Persa/Ritrovata ha detto:


> ...terribile come si è fatta devastare dalla chirurgia plastica


E' vero.
L'ho vista qualche tempo fa e mi avevano impressionato le labbra.
Un'altra donna che ho sempre trovato stupenda è la Bisset.
L'ho vista resentemente che impersonava la cattiva di turno in un telefilm che seguo ed era ancora bella ed elegantissima (di quelle eleganze innate) e ancora non mi sembrava ritoccata, o almeno se lo era devo dire che ha trovato un chirurgo intelligente


----------



## Old Asudem (1 Ottobre 2008)

Ranatan ha detto:


> E' vero.
> L'ho vista qualche tempo fa e mi avevano impressionato le labbra.
> Un'altra donna che ho sempre trovato stupenda è la Bisset.
> L'ho vista resentemente che impersonava la cattiva di turno in un telefilm che seguo ed era ancora bella ed elegantissima (di quelle eleganze innate) e ancora non mi sembrava ritoccata, o almeno se lo era devo dire che ha trovato un chirurgo intelligente


hai visto anche tu law & order!! 

	
	
		
		
	


	












anche a me piace un casino


----------



## ranatan (1 Ottobre 2008)

Asudem ha detto:


> hai visto anche tu law & order!!
> 
> 
> 
> ...


Si. Mi piacciono un casino i telefilm.
L'ho vista li e poi l'avevo vista in Nip/Tuck sulla chirurgia plastica. E' un telefilm un pò becero ma a me piace e li lei faceva la super cattiva ed era irresistibile


----------



## Verena67 (1 Ottobre 2008)

Allora, fin dove sono arrivata io Rene' cede O ad un suo parente (fratellastro?), Sir Stephen, che la maltratta.

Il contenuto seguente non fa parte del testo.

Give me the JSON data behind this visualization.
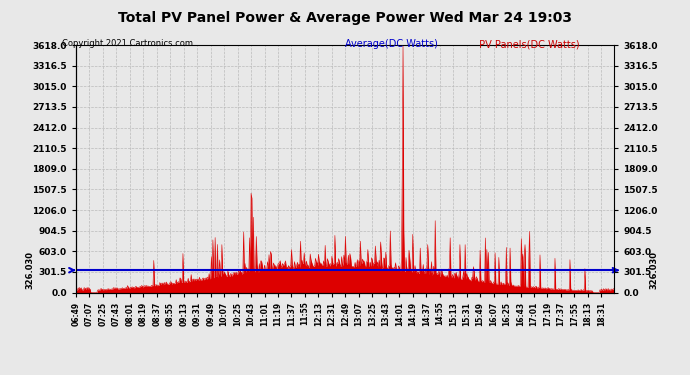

Lì ho ceduto e sono andata a dormire!


----------



## Persa/Ritrovata (1 Ottobre 2008)

Ranatan ha detto:


> E' vero.
> L'ho vista qualche tempo fa e mi avevano impressionato le labbra.
> Un'altra donna che ho sempre trovato stupenda è la Bisset.
> L'ho vista resentemente che impersonava la cattiva di turno in un telefilm che seguo ed era ancora bella ed elegantissima (di quelle eleganze innate) e ancora non mi sembrava ritoccata, o almeno se lo era devo dire che ha trovato un chirurgo intelligente


Si vede cara che sei giovane...nessuna di sessantacinque anni è così senza interventi chirurgici ...però la Bisset ha evitato di farsi gonfiare.


----------



## Bruja (1 Ottobre 2008)

*la trama*

La bellissima O ama a tal punto Renè da accettare, per provargli il suo amore, di concedersi su sua richiesta ad altri uomini, accettando di sperimentare pratiche erotiche di ogni tipo. Frustata, sodomizzata, educata a comportarsi come una vera e propria schiava sessuale, O trova la sua felicità proprio in questo progressivo e totale annullamento della sua volontà, nel quale essa rinuncia alla propria libertà lasciando che sia un uomo a detenerla come una sorta di vera e propria proprietà personale. Tuttavia non sarà Renè a disporre per sempre di lei come padrone assoluto, ma sir Stephen, l'uomo che esercita una sorta di autorità morale anche su Renè, e che aveva imposto a quest'ultimo di rendere la sua donna una schiava perfetta, per poi infine consegnarla a lui definitivamente.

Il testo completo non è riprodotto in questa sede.